The gallery murmured. Victor shifted beside her.

“Nothing makes me different.” Ava met Marchosias’s scattered gaze. “I’m not special. I’m not more deserving than anyone else who’s stood here. I’m just a human who made a choice to save her family, and now I’m living with the consequences.”

Marchosias said nothing. Waiting.

“But you’re not just any Duke.” Ava stepped forward. The chains flared hot enough to make her gasp, but she kept moving. “You’re Marchosias. The one who created the Right of Substitution in the first place. The one who used King Ashran’s sacrifice to free his people. The one who built a reputation on fair dealing that’s lasted six thousand years.”

She stopped at the base of his throne, close enough to feel the heat radiating from his massive form.

“If you accept my soul, you get one human. One more name in your ledgers. One more servant in your ranks.” She held his gaze. “But you lose something more valuable. You lose the ability to say that your name can’t be used for petty vendettas. You tell every demon watching that Marchosias’s seal can legitimize any fraud, as long as the paperwork is in order.”

“The law…”

“The law is yours.” Ava’s voice rang through the silent court. “You wrote it. You created the Right of Substitution. You decided what it meant and how it would work. And I’m asking you, notbegging, not pleading, but asking: is this what you wanted it to become? A weapon for demons like Lilith to use against humans who never did anything wrong?”

Marchosias was silent. The entire court was silent. Even the floating contracts had stopped their drift.

“You’re asking me to break my own law,” he said finally. “To set a precedent that substitutions can be voided at my discretion.”
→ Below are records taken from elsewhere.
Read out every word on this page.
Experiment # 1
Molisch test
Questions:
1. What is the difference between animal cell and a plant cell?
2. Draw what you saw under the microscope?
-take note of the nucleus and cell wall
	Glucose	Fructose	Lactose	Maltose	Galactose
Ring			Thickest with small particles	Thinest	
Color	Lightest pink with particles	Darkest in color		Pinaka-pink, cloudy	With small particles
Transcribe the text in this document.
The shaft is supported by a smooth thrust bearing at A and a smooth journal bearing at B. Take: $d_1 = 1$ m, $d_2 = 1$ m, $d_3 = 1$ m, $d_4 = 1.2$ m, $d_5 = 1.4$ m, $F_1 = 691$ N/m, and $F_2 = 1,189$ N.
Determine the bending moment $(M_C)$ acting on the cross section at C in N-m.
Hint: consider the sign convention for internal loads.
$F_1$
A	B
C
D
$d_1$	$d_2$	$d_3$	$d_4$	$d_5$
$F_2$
“I’m asking you to interpret your own law.” Ava didn’t flinch. “You created it to protect the vulnerable. To honor sacrifice. To ensure that when someone gave themselves for their family, that gift meant something.” She gestured at the chains glowing beneath her skin. “Does this look like what you intended? Does accepting my soul honor the spirit of what you built?”
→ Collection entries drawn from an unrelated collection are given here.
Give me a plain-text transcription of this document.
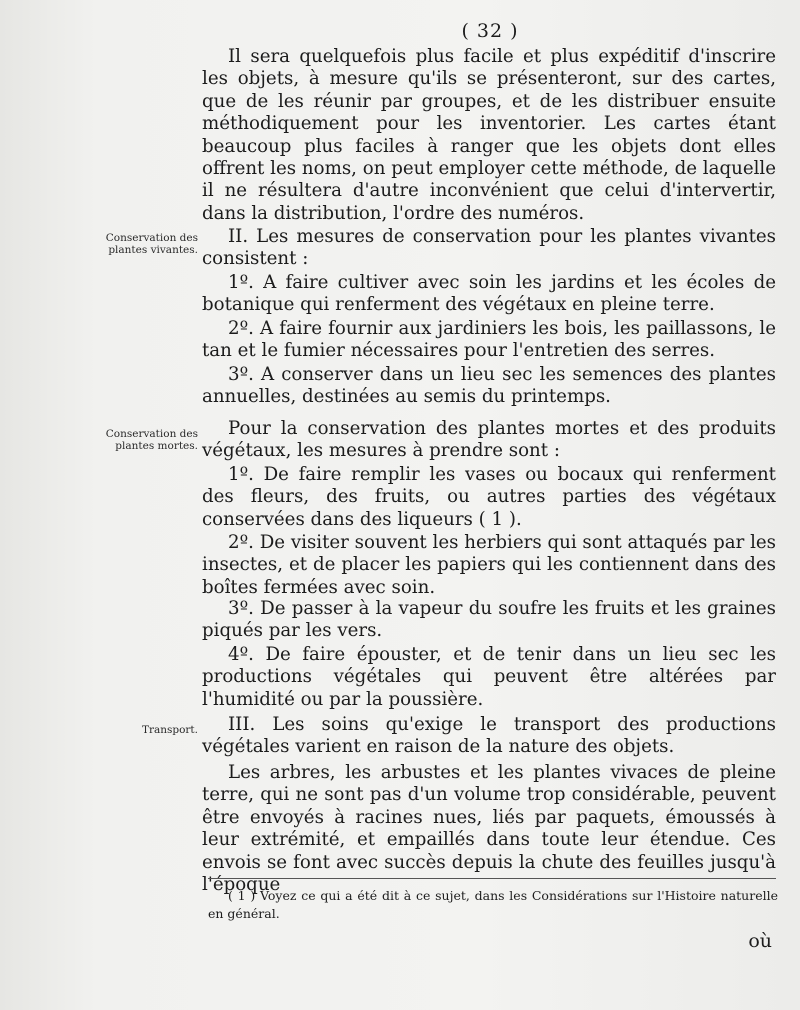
( 32 )

Il sera quelquefois plus facile et plus expéditif d'inscrire les objets, à mesure qu'ils se présenteront, sur des cartes, que de les réunir par groupes, et de les distribuer ensuite méthodiquement pour les inventorier. Les cartes étant beaucoup plus faciles à ranger que les objets dont elles offrent les noms, on peut employer cette méthode, de laquelle il ne résultera d'autre inconvénient que celui d'intervertir, dans la distribution, l'ordre des numéros.

Conservation des plantes vivantes.

II. Les mesures de conservation pour les plantes vivantes consistent :

1º. A faire cultiver avec soin les jardins et les écoles de botanique qui renferment des végétaux en pleine terre.

2º. A faire fournir aux jardiniers les bois, les paillassons, le tan et le fumier nécessaires pour l'entretien des serres.

3º. A conserver dans un lieu sec les semences des plantes annuelles, destinées au semis du printemps.

Conservation des plantes mortes.

Pour la conservation des plantes mortes et des produits végétaux, les mesures à prendre sont :

1º. De faire remplir les vases ou bocaux qui renferment des fleurs, des fruits, ou autres parties des végétaux conservées dans des liqueurs ( 1 ).

2º. De visiter souvent les herbiers qui sont attaqués par les insectes, et de placer les papiers qui les contiennent dans des boîtes fermées avec soin.

3º. De passer à la vapeur du soufre les fruits et les graines piqués par les vers.

4º. De faire épouster, et de tenir dans un lieu sec les productions végétales qui peuvent être altérées par l'humidité ou par la poussière.

Transport.	III. Les soins qu'exige le transport des productions végétales varient en raison de la nature des objets.

Les arbres, les arbustes et les plantes vivaces de pleine terre, qui ne sont pas d'un volume trop considérable, peuvent être envoyés à racines nues, liés par paquets, émoussés à leur extrémité, et empaillés dans toute leur étendue. Ces envois se font avec succès depuis la chute des feuilles jusqu'à l'époque

( 1 ) Voyez ce qui a été dit à ce sujet, dans les Considérations sur l'Histoire naturelle en général.

où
Marchosias studied her. The chains flickered, uncertain.

“There is precedent,” he said slowly. “For rejecting a substitution when accepting it would bring greater harm to my court than refusing it.”

He turned to face the gallery. His voice carried to every corner of the court.

“You all know what my seal represents. What it has represented for six thousand years.” His scattered eyes swept the assembled demons. “Every contract bearing my name carries an implicit promise: that the deal was struck fairly. That both parties understood what they were agreeing to. That no one used my authority for purposes I would not sanction.”

“If I accept this soul, this human who bound herself to save her family from a fraudulent debt, I tell every demon here that my name can be used for personal vendettas. That my seal can legitimize any contract, no matter how corrupt its origins. That Marchosias cares more about the letter of the law than its spirit.”

Silence.

“I will not accept that precedent.”

He raised his hand. The chains on Ava’s skin flickered.

“The substitution is rejected. The original contracts are void. The Feng family is released from all obligations.”

He snapped his fingers.

The chainsshattered.

Golden light exploded from Ava’s skin. Fragments dissolving into nothing, the weight behind her sternum vanishing, the pull toward Marchosias releasing like a cord cut clean. She staggered, suddenly lighter than she’d been in hours.

Free.

The gallery erupted. Demons shouting, some in outrage, some in what might have been applause.

But Marchosias wasn’t finished.

“Lilith Ashwood.” His voice cut through the chaos. The court fell silent. “You deceived me. Used my authority for personal vengeance. Made me complicit in your obsession.”

Guards materialized at the edges of Lilith’s platform. Massive demons in dark armor.